Stock exchange: All-time low price

Shares in listed legal services business RBG Holdings nearly halved in early trading this morning after it announced another 7% fall in turnover and a £5.7m loss for the first half of the year.

It also predicted that the full-year results would be “significantly” below market expectations.

The 45% drop in the share price, to an all-time low of just 3.25p, comes despite the company – which owns London law firms Rosenblatt and Memery Crystal – announcing £4.5m of costs savings to steady the ship.

RBG’s share price hit a high of 148p in June 2021 but has been falling ever since. It started 2023 on 64p and then dived to 10.25p last December after it warned about upcoming poor results for 2023, which were finally unveiled in May as a 14% fall in revenue.

Group revenue in the six months to 30 June 2024 was £18.4m, £1.4m lower than the same period in 2023, with the loss before tax of £5.7m – three times that of a year before – in part due to non-recurring costs of £2.9m attributable to “restructuring of the business to lower costs and refocus on legal services”.

The £4.5m reduction in costs was achieved by surrendering the lease on Rosenblatt’s former St Andrew Street headquarters, “a targeted headcount reduction in all areas of the business”, and re-tendering various outsourced services.

“We expect the benefits of this cost-cutting to filter through to EBITDA and profit before tax in H1 2025 and allow us to reduce debt.” Net debt was £24.3m, an increase of £1.4m on six months earlier.

The AIM-listed group had a difficult 2023, including selling its litigation funding arm, LionFish, and writing off all of its contingent work.

This year, it raised £2.8m in funding from shareholders and sold Convex Capital, its sell-side only M&A advisory firm, to a management buy-out backed by another listed law firm, Knights, for an initial £2m, with a further £600,000 contingent on the completion of certain transactions.

Today’s announcement said: “While new business pipelines are improving across the board, there is a natural time lag before translating into material improved revenue.

“The focus on cost reduction means the company is within budget on costs and whilst trading in September has shown encouraging signs of improvement, trading conditions for the rest of the financial year remain difficult to predict.

“Accordingly, the board now expects that the group performance for FY 2024 will be significantly below market expectations.

Chief executive Jon Divers added: “As well as reducing cost, driving the organic growth in our legal services businesses – Rosenblatt and Memery Crystal – is at the heart of our plans. In 2023, we recruited seven new partners with another two joined in in the first half of 2024. Each partner creates more revenue opportunities for the Group.
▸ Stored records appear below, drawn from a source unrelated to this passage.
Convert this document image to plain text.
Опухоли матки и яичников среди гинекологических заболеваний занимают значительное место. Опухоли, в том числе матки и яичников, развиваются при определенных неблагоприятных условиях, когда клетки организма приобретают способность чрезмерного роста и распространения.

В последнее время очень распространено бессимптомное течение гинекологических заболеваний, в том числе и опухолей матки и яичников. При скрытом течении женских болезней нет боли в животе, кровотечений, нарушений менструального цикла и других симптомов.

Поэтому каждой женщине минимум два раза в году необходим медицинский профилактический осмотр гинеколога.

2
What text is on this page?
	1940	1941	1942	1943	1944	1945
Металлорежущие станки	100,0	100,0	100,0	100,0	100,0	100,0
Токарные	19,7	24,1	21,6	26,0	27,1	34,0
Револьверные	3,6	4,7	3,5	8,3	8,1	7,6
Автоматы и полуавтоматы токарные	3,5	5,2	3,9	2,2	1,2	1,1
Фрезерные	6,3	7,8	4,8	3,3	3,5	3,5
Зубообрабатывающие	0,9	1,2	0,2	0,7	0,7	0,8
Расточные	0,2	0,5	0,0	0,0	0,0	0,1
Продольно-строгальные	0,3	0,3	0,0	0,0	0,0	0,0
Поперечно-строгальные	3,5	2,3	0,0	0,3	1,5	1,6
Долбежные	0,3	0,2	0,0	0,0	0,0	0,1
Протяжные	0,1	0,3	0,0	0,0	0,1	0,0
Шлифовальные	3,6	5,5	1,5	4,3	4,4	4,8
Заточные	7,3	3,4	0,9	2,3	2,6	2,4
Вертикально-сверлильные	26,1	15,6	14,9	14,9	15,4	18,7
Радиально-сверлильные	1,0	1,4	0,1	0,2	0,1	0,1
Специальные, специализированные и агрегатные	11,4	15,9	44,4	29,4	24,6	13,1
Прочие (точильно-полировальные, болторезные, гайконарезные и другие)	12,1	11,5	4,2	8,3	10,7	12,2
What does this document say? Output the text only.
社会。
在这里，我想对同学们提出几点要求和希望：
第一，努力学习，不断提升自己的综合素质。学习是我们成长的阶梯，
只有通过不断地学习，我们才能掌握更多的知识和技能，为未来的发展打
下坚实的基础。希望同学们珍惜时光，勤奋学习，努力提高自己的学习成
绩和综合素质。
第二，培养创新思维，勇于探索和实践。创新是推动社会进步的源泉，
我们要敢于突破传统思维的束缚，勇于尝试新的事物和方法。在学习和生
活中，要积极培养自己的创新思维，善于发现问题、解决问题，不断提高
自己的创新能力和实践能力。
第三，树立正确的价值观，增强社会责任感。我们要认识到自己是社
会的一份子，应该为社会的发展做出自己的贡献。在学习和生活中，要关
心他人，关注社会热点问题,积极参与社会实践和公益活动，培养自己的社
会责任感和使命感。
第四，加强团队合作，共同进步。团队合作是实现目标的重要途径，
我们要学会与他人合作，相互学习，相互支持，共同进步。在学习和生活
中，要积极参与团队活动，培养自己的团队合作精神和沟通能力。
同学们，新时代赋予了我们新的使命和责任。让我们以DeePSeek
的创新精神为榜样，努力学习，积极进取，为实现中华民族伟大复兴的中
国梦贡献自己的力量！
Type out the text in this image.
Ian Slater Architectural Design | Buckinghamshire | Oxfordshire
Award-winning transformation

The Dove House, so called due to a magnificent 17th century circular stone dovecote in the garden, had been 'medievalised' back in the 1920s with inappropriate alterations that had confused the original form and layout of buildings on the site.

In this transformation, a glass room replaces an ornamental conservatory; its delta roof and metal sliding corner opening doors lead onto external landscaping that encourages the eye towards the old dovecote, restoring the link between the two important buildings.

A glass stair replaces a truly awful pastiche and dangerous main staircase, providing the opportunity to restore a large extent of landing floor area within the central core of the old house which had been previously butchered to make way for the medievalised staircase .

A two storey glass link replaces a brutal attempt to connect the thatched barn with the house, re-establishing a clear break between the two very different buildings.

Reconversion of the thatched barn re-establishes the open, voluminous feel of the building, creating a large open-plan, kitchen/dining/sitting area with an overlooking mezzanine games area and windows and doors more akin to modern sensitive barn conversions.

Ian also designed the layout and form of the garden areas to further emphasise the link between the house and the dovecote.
“The group is now a much leaner, and more efficient business with opportunities for organic growth through our new partners. We look forward to returning the business to profit and restoring shareholder value.”

In his report, chief finance officer Kevin McNair said the average number of employees across the Group was nine lower than the same period last year, at 192.

“The reduction is primarily attributable to the redundancy exercise undertaken by the firm in H1 2024. During previous periods of strong revenue growth and high business activity, the group increased its headcount to meet demand. However, as business levels normalised, it became apparent that the form was carrying more staff than necessary for the available workload.

“Consequently, the group made the difficult decision to reduce headcount to better align with its operational needs.”

Lock-up at the group has improved, meanwhile, from 152 days to 125.